Ottawa enters Step 1 and the city's last 10-pin bowling alley closes: Top five stories this week
Retailers at Tanger Outlets opened on Friday for in-person shopping as Ontario took Step 1 in the Roadmap to Reopen plan. (Jeremie Charron/CTV News Ottawa)
OTTAA -- Restaurant patios and non-essential businesses open as Ontario enters Step 1, Ottawa police checkpoints will continue at Ottawa-Gatineau crossings and the search continues for a missing bobcat.
CTVNewsOttawa.ca looks at the five most viewed stories on our website this week.
Ottawa took Step 1 in Ontario's COVID-19 reopening plan on Friday, as COVID-19 restrictions eased across the province.
Under Step 1, bar and restaurant patios can reopen with four people per table, while non-essential retail can open at 15 per cent capacity. Outdoor social and private gatherings of up to 10 people are permitted.
The Ontario government announced this week that Ontario would enter Step 1 on Friday, June 11, instead of June 14.
"This is a small victory for the good behaviour of our residents, they've followed the rules, they're getting vaccinated which is great," said Mayor Jim Watson during an interview with CTV News Ottawa.
"The restaurant industry, as you know, has been the hardest hit - waiters, waitresses, cooks, chefs and so on, so this gives them a bit of a lifeline because they've been basically trying to survive on takeout and curbside (pickup)."
Ontario is scheduled to spend at least 21 days in Step 1, before further restrictions are eased.
Ontario's restrictions on interprovincial travel at Ottawa-Gatineau and Ontario-Quebec crossings will remain in effect until June 16, despite the earlier start to Step 1.
"The order relating to the closure of Ontario’s land and water borders with Manitoba and Quebec remains in place," said Stephen Warner, press secretary for Ontario Solicitor General Sylvia Jones. "It may continue to be extended in 14-day increments by the Lieutenant Governor in Council. We will communicate with the public prior to its termination."
The rotating checkpoints at Ottawa-Gatineau crossings have cost Ottawa police $600,000.
Meantime, frustration is building at the Ontario-Quebec crossing near Pembroke. Residents of the small Quebec border community of Chapeau say the checkpoints are ineffective and disruptive.

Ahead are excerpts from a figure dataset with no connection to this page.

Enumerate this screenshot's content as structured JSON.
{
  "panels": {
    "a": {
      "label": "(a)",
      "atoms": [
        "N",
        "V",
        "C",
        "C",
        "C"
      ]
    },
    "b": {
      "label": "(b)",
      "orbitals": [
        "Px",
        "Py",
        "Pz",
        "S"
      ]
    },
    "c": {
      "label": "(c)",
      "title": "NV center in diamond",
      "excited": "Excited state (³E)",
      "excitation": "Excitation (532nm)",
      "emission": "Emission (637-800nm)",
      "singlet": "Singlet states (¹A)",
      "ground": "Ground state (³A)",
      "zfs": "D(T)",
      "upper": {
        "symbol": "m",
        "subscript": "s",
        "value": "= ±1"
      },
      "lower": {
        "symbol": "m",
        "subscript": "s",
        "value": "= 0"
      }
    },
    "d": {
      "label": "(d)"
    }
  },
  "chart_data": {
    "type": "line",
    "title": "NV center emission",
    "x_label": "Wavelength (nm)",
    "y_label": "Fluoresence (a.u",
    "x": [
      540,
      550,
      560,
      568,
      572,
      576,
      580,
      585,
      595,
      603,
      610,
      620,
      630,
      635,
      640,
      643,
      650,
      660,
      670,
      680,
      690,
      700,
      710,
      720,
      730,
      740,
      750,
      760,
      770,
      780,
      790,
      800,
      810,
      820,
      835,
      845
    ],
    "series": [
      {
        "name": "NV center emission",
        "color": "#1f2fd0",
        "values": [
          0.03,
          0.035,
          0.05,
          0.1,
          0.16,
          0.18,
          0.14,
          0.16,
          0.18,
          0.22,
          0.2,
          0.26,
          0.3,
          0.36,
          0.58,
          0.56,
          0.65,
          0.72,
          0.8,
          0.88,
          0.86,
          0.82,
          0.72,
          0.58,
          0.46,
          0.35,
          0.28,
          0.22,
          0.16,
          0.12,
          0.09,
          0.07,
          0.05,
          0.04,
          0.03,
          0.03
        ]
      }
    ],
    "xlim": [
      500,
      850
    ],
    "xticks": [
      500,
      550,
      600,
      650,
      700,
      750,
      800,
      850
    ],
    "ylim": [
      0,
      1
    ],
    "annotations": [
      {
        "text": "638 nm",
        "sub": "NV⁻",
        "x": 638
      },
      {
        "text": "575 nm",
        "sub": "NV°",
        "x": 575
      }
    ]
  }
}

"We’ve been told that essential services are something that we all have a right to," says Kiersten Smith, a resident of the small island community in Quebec.
"The fact that we’re an island lends itself to that we travel to Pembroke for everything. That’s where my banking is, my oil changes, my grocery, my pharmacy. I work in Ontario, my husband works in Ontario."
Ottawa police continue to investigate an alleged hate-motivated assault on Sparks Street.
At approximately 11:15 a.m. on May 26, a couple were sitting on a bench in the 200 block of Sparks Street and speaking in Arabic.
Police say a woman walked up behind the couple and struck the woman on the side of the head with her purse.
"The suspect then walked away yelling racial slurs at them in English," police said in a media release.
The lanes are officially closed forever at Ottawa's last 10-pin bowling alley.
McArthur Lanes announced on Facebook this week it has ceased all activities following the sale of the property.
"It has been a privilege to serve you all and hope that like us, you will cherish memories spanning several decades and several generations of bowling at McArthur."
The search continues for a missing bobcat after Ontario Provincial Police said it was intentionally released from its pen at Saunders Country Critters in North Grenville.
On Sunday, the OPP said a bobcat went missing after 9 p.m. Friday from the zoo in Oxford Station, south of Ottawa, but it was initially unclear whether the animal was stolen or was intentionally released.
In a press release Monday, police said the owner of the zoo reported finding an animal outside of its pen on Saturday, and found that a bobcat was missing after a more thorough search on Sunday.
"At this time, it is believed the animals were intentionally let out of their pens," police said.
The four-year-old bobcat, whose name is Brett Cody, or BC the Bobcat, is described as looking like a large housecat. He is approximately 20 pounds, with grey-blond fur with black spots.